Dr. Olanow added: “I'm worried this decision will deter research and investment into finding a disease-modifying treatment for Parkinson's. I think the statisticians at the FDA are asking for a perfect study, and I don't think it's going to be possible to deliver a perfect study. This was the most rigorous study we've ever had in this area, by far. Who is going to be willing to do another trial like this?”
A former director of the FDA Division of Neuro-Pharmacological Drug Products agreed that ADAGIO came close to proving the case for rasagiline being disease modifying — just not close enough.
“Just because a jury doesn't feel there's enough evidence to convict a criminal doesn't mean he didn't do it,” said Paul Leber, MD, who first proposed the “delayed start” design in a 1996 paper, and who now serves as an industry consultant based in Rockville, MD. “The 1 mg evidence was pretty good. The problem was the 2 mg result just didn't jibe with it. The jury didn't have much choice.”
Despite the negative vote, the director of the Parkinson's Disease and Movement Disorders Program at the Henry Ford Hospital in West Bloomfield, Michigan, expressed confidence that other ongoing efforts will find a treatment that significantly delays the progression of the disease.
“A good biomarker, as a surrogate of the disease process, might offer a way to track disease progress better than clinical indices,” said Peter LeWitt, MD. But, he added, “In all likelihood, an effective neuroprotective treatment would be obvious in a typical clinical trial regardless of availability of a good biomarker.”

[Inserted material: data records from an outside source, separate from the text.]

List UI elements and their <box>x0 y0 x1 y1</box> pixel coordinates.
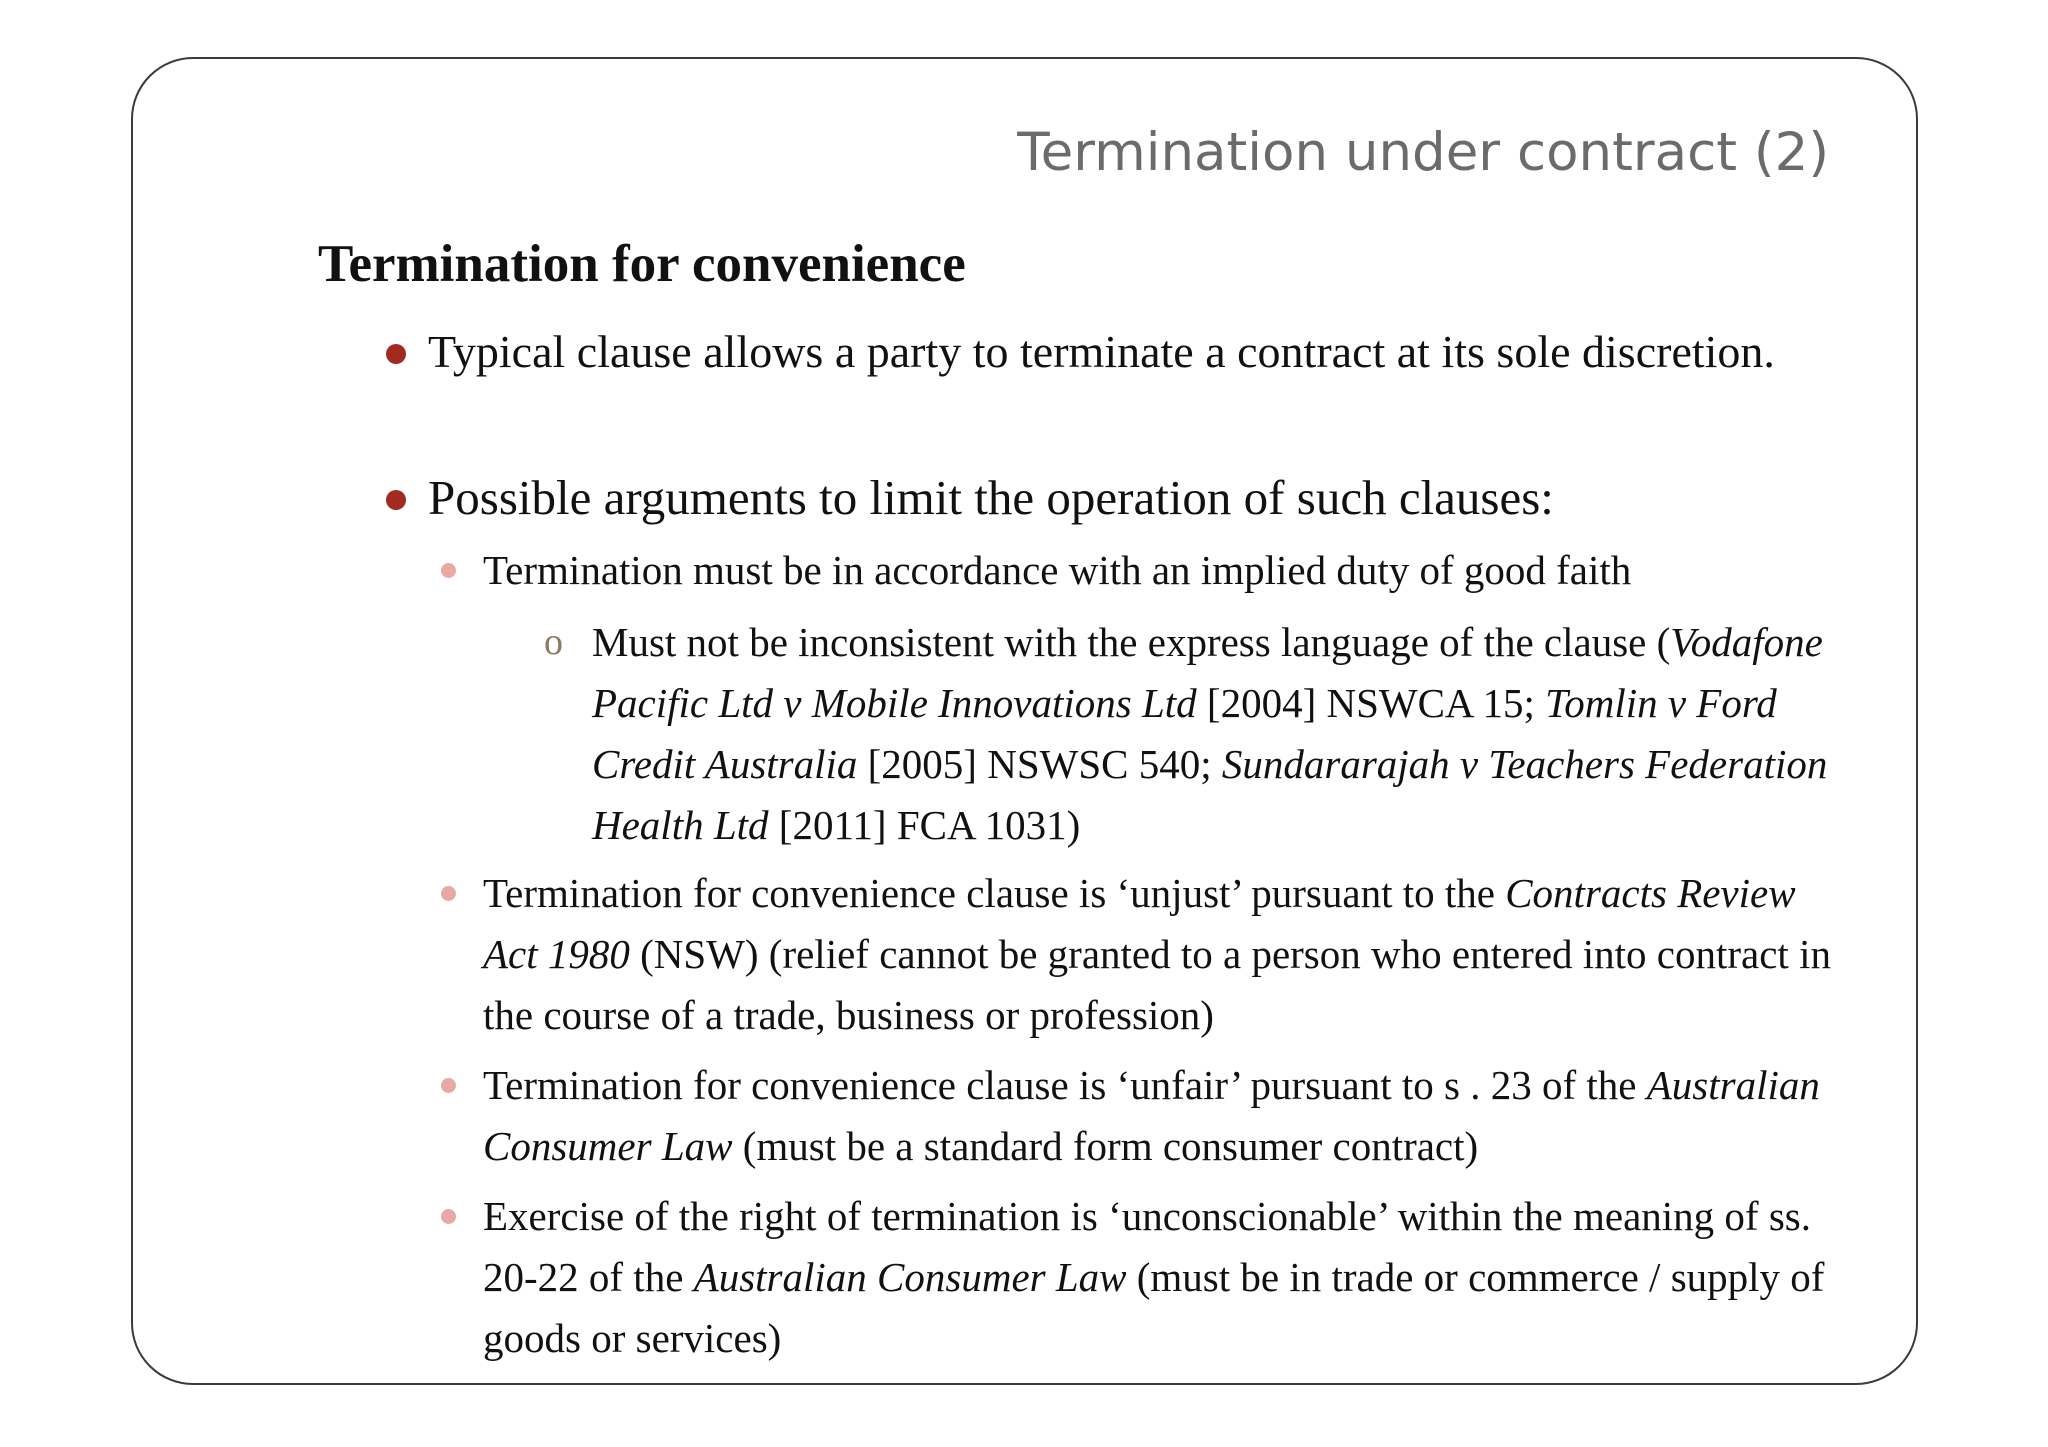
sub-sub-bullet-item <box>544 612 1842 856</box>
text-run: [2005] NSWSC 540; <box>857 741 1222 787</box>
bullet-text: Typical clause allows a party to terminate a contract at its sole discretion. <box>428 326 1775 377</box>
section-heading: Termination for convenience <box>318 235 966 293</box>
case-citation: Vodafone Pacific Ltd v Mobile Innovations Ltd <box>592 619 1823 726</box>
act-citation: Australian Consumer Law <box>693 1254 1127 1300</box>
bullet-dot-icon <box>386 344 406 364</box>
text-run: Termination for convenience clause is ‘unjust’ pursuant to the <box>483 870 1506 916</box>
text-run: (NSW) (relief cannot be granted to a person who entered into contract in the course of a trade, business or profession) <box>483 931 1831 1038</box>
sub-bullet-dot-icon <box>441 1209 456 1224</box>
sub-bullet-item <box>483 540 1843 601</box>
sub-bullet-dot-icon <box>441 563 456 578</box>
sub-bullet-dot-icon <box>441 886 456 901</box>
slide-title: Termination under contract (2) <box>1017 122 1829 183</box>
bullet-text: Possible arguments to limit the operation of such clauses: <box>428 470 1554 525</box>
case-citation: Tomlin v Ford Credit Australia <box>592 680 1777 787</box>
sub-bullet-text: Termination must be in accordance with an implied duty of good faith <box>483 547 1632 593</box>
text-run: [2011] FCA 1031) <box>768 802 1081 848</box>
bullet-item <box>428 319 1828 384</box>
act-citation: Australian Consumer Law <box>483 1062 1820 1169</box>
text-run: Termination for convenience clause is ‘unfair’ pursuant to s . 23 of the <box>483 1062 1647 1108</box>
text-run: (must be in trade or commerce / supply of goods or services) <box>483 1254 1825 1361</box>
text-run: (must be a standard form consumer contract) <box>732 1123 1479 1169</box>
text-run: Must not be inconsistent with the express language of the clause ( <box>592 619 1671 665</box>
sub-bullet-item <box>483 863 1843 1046</box>
sub-bullet-dot-icon <box>441 1078 456 1093</box>
sub-bullet-item <box>483 1186 1843 1369</box>
act-citation: Contracts Review Act 1980 <box>483 870 1796 977</box>
bullet-item <box>428 465 1828 530</box>
bullet-dot-icon <box>386 490 406 510</box>
case-citation: Sundararajah v Teachers Federation Health Ltd <box>592 741 1828 848</box>
text-run: [2004] NSWCA 15; <box>1196 680 1546 726</box>
circle-marker-icon: o <box>544 621 563 663</box>
sub-bullet-item <box>483 1055 1843 1177</box>
text-run: Exercise of the right of termination is ‘unconscionable’ within the meaning of ss. 20-22 of the <box>483 1193 1811 1300</box>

On the question of a Parkinson biomarker, Dr. Olanow commented, “A biomarker would be great, but we don't have one and it may be decades before we do. Indeed, it may be easier to prove neuroprotection than to prove that something is a valid biomarker, which leaves us back in the same conundrum.”

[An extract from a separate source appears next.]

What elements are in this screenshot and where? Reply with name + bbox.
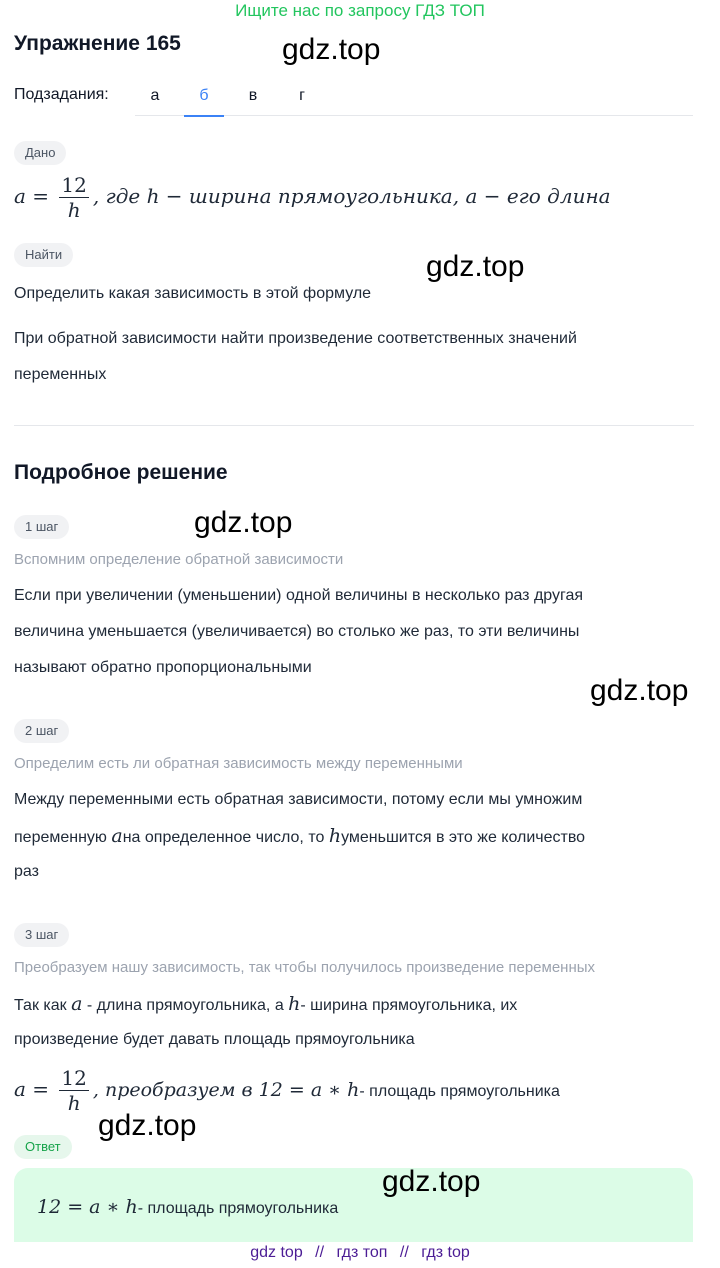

To rise out of the statistical haze that has enveloped rasagiline, Dr. Fountain said, “The ideal solution would be to have a very potent drug with a quick onset of action. The problem is we don't have any drugs for Parkinson's where we see a huge effect quickly. Even if you had only a mild or moderate effect on disease progression, you might still be able to support that with validated biomarkers.”
Dr. Weiner offered another possible route toward finding disease-modifying drugs. “I really think that Parkinson's is not a single disease; it's a clinical syndrome,” Dr. Weiner said. “I think there will turn out to be many different causes for development of the phenotype of Parkinson's. The future of trials is we're going to divide out the genetic variations and test drugs for specific subgroups.”